I thought of what I had seen. “It was a hot day,” I said hesitantly. “He wore only a loincloth and his skin was burned a blackish brown. He had a morose face and a large scar on his calf.”

They nodded and said, “Do not trouble your mind any more. The judges could not find sufficient evidence against the shepherd. We indi cated the place where he had hidden the loot and he was pushed into a spring with a willow basket over his head for not having mercy on a helpless man. But we are glad that you confirmed his guilt. We do not willingly do this, for the possibility of error is too great. But sometimes we must. An undetected murder encourages new murders.”

To help me forget my oppression they placed in each of my hands an identical black cup decorated with identical reliefs. Without even closing my eyes, I immediately raised the cup in my left hand and said, “This is a holy cup. The other is unholy.”

They declared, “Turms, you are a Lucumo. Are you not ready to admit and believe it?”

But I was still perplexed. The old Lucumo explained, “You can read the past from objects. The less you think at a time like that the clearer will be your vision. Again because of this it is better that a Lucumo has reached the age of forty before recognizing himself, otherwise he would constantly be tempted to hold objects and develop this talent which actually is of little significance. Many ordinary people possess that same ability.”

“You may leave your body if you wish and see that which happens elsewhere,” they said, “but don’t do it. It is dangerous and your effect on events would only be seeming. Everything happens as it must happen. After all, we have our signs and our omens. Lightning, birds and sheep’s livers indicate quite enough of what we should know.”

They raised their arms to greet me like a god and said, “So it is, Turms; you are a Lucumo. Much is possible to you but not all of it is beneficial. Learn to choose, learn to discriminate, learn to restrict. Do not trouble yourself unnecessarily or torment the gods. For your people and your city it is enough that you exist. It is enough that an immortal is born as a human in their midst.”

The words made me tremble. Once again I raised my hands in protest and cried, “No, no! Can I, Turms, be an immortal?”

With deep earnestness they assured me, “It is so, Lucumo Turms. You are immortal if you but dare admit it. Tear the veil finally from before your eyes and admit your true identity.

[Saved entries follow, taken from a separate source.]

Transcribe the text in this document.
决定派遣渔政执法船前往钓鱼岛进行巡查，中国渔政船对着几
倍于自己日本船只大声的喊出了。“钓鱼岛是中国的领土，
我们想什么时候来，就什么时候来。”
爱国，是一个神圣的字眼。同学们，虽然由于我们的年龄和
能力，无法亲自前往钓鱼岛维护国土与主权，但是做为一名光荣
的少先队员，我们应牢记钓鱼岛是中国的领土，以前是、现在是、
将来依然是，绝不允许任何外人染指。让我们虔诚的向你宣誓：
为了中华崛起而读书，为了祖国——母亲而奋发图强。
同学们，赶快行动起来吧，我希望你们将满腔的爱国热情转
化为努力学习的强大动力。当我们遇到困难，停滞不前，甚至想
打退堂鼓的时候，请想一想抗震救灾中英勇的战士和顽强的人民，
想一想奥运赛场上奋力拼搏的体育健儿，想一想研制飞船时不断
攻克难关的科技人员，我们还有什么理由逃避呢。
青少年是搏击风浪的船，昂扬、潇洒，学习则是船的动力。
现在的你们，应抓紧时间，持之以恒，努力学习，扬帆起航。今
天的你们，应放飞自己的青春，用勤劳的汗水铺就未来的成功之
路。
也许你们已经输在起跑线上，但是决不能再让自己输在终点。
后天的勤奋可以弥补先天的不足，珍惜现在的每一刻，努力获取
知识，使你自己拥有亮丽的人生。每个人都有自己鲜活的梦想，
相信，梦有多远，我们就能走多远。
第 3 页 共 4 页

“In every man there is the seed of immortality,” they went on. “But most men are content with the earth and the seed never germinates. Such a one is pitiable, but let him have the lot with which he is content.”

They said further, “Our knowledge is limited because we were born into a human body. We believe that the seed of immortality distinguishes a human from an animal, but we are not certain. Everything living is in the guise of her, the mutable. Nor do we even distinguish the living from the lifeless. In a moment of splendor you may feel how a hard stone radiates beneath your hand. No, our knowledge is imperfect, although we were born Lucumones.”